In the mystery of this night that has drawn us, if we watch carefully we might get a glimpse of the angels. Pardon me, Angel Choir Director, I know how little Leanne our choir director likes an interruption in the church anthems, but can YOU help me? I've searched for God's light, in the darkness of this world. But there is so much flash and dazzle in the beacons and the sirens of our muddled world. They illuminate for an instant, but still leave us in the dark. Where is that light, that warms, that lasts? Where might I see the face of God?

From the Angel comes a response echoing through time and place. "God's face and brightness are too much for you to bear. So much brighter than the light to which you are accustomed, they would blind you, beat upon you, strike deathly fear. Our light, a pale echo of the heavenly brilliance is stunning enough to such as you. Our light announces God but is not God. It's news is God's light shines within a new born child. So, go to Bethlehem and ask Mary and Joseph what God looks like.

Please excuse our tardiness. We have come a long way to see God's love. We look for love, as you do too, in each other's eyes and thoughts and hearts. We love our children as best we can, and long to be loved in return. And yet we find this love isn't complete. We wait and wonder and suffer ill in silence and pain. Our children grow and move away, and we grow weary and die. Can you show us the face of God?

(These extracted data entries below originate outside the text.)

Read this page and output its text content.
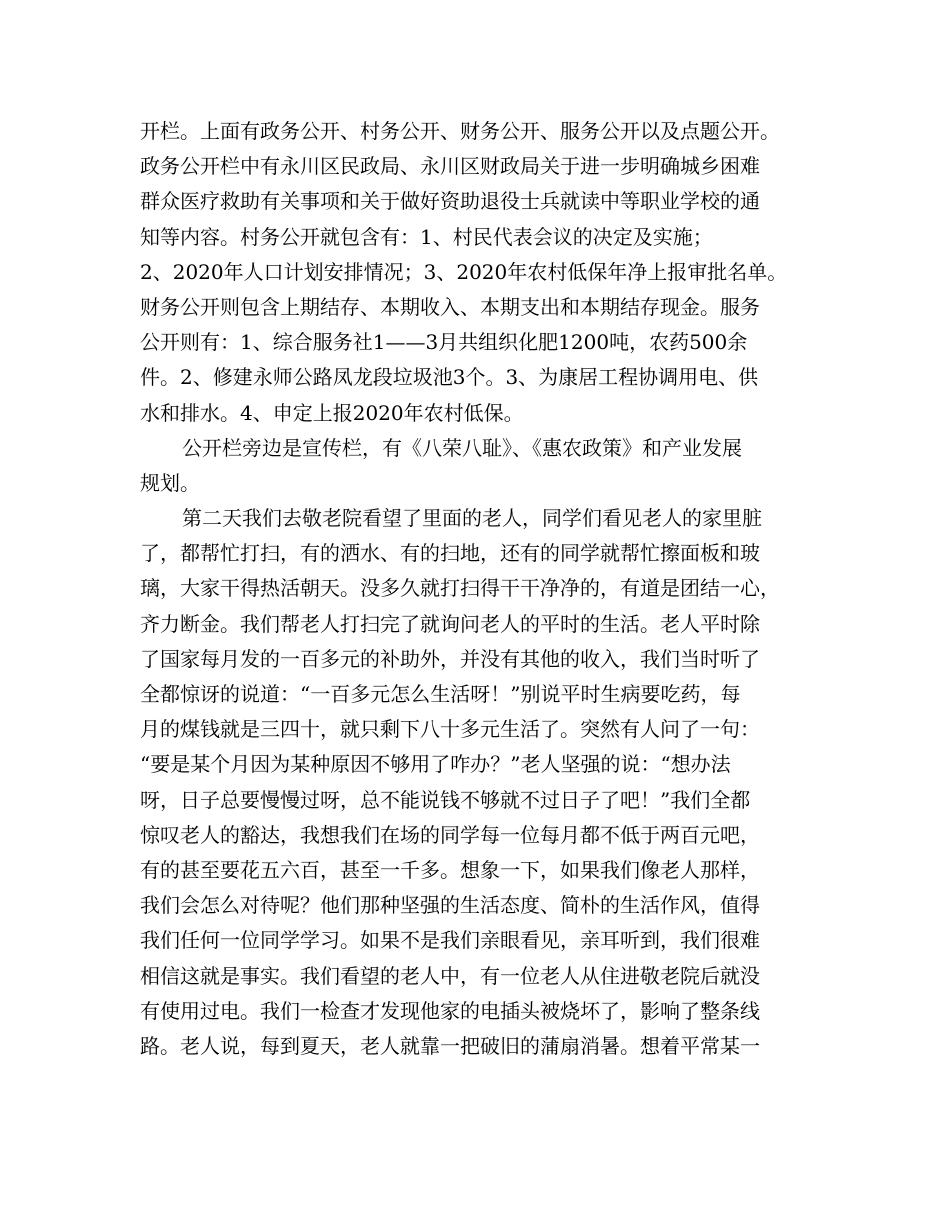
开栏。上面有政务公开、村务公开、财务公开、服务公开以及点题公开。
政务公开栏中有永川区民政局、永川区财政局关于进一步明确城乡困难
群众医疗救助有关事项和关于做好资助退役士兵就读中等职业学校的通
知等内容。村务公开就包含有：1、村民代表会议的决定及实施；
2、2020年人口计划安排情况；3、2020年农村低保年净上报审批名单。
财务公开则包含上期结存、本期收入、本期支出和本期结存现金。服务
公开则有：1、综合服务社1——3月共组织化肥1200吨，农药500余
件。2、修建永师公路凤龙段垃圾池3个。3、为康居工程协调用电、供
水和排水。4、申定上报2020年农村低保。
公开栏旁边是宣传栏，有《八荣八耻》、《惠农政策》和产业发展
规划。
第二天我们去敬老院看望了里面的老人，同学们看见老人的家里脏
了，都帮忙打扫，有的洒水、有的扫地，还有的同学就帮忙擦面板和玻
璃，大家干得热活朝天。没多久就打扫得干干净净的，有道是团结一心，
齐力断金。我们帮老人打扫完了就询问老人的平时的生活。老人平时除
了国家每月发的一百多元的补助外，并没有其他的收入，我们当时听了
全都惊讶的说道：“一百多元怎么生活呀！”别说平时生病要吃药，每
月的煤钱就是三四十，就只剩下八十多元生活了。突然有人问了一句：
“要是某个月因为某种原因不够用了咋办？”老人坚强的说：“想办法
呀，日子总要慢慢过呀，总不能说钱不够就不过日子了吧！”我们全都
惊叹老人的豁达，我想我们在场的同学每一位每月都不低于两百元吧，
有的甚至要花五六百，甚至一千多。想象一下，如果我们像老人那样，
我们会怎么对待呢？他们那种坚强的生活态度、简朴的生活作风，值得
我们任何一位同学学习。如果不是我们亲眼看见，亲耳听到，我们很难
相信这就是事实。我们看望的老人中，有一位老人从住进敬老院后就没
有使用过电。我们一检查才发现他家的电插头被烧坏了，影响了整条线
路。老人说，每到夏天，老人就靠一把破旧的蒲扇消暑。想着平常某一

Mary responds, "We know the love of which you speak we found it in our child, though he too, grew and moved away and grew weary and died. But his love did not fade, through time and years. Look, the manger is empty. The love you seek is not a child, nor is it found perfected in us. God's own love was lived and died on a cross. Look there for the face of God

No need to seek nor question me, says Jesus from close by. I have heard your longing throughout the centuries? You have sought me in the lights of the world, in your works, and in your preconceived images of me but never finding me. So instead I have sought you. I came as a child like you and lived among you so that I could have a face that you could see. The face of a child so full of love, the face of one dying on the cross with a love deeper still. For this I came, and continue to come, for this I will come again - so that you can see the face of God, know the love of God, feel the forgiveness of God, enjoy the Peace of God.

It does seem strange to think of God as a little boy with cookies or as an old woman sitting on a porch swing! Surely God is grand and majestic and all-powerful? Surely God can do anything, work any miracle, determine whether we live or die? Surely the whole point of God is, God could zap the entire world with a click of his fingers if God so wished? It seems pretty strange to think of God as a baby. Yet that's what Christmas is all about. About God being born. About God in a baby. Yet what use could a baby God ever be?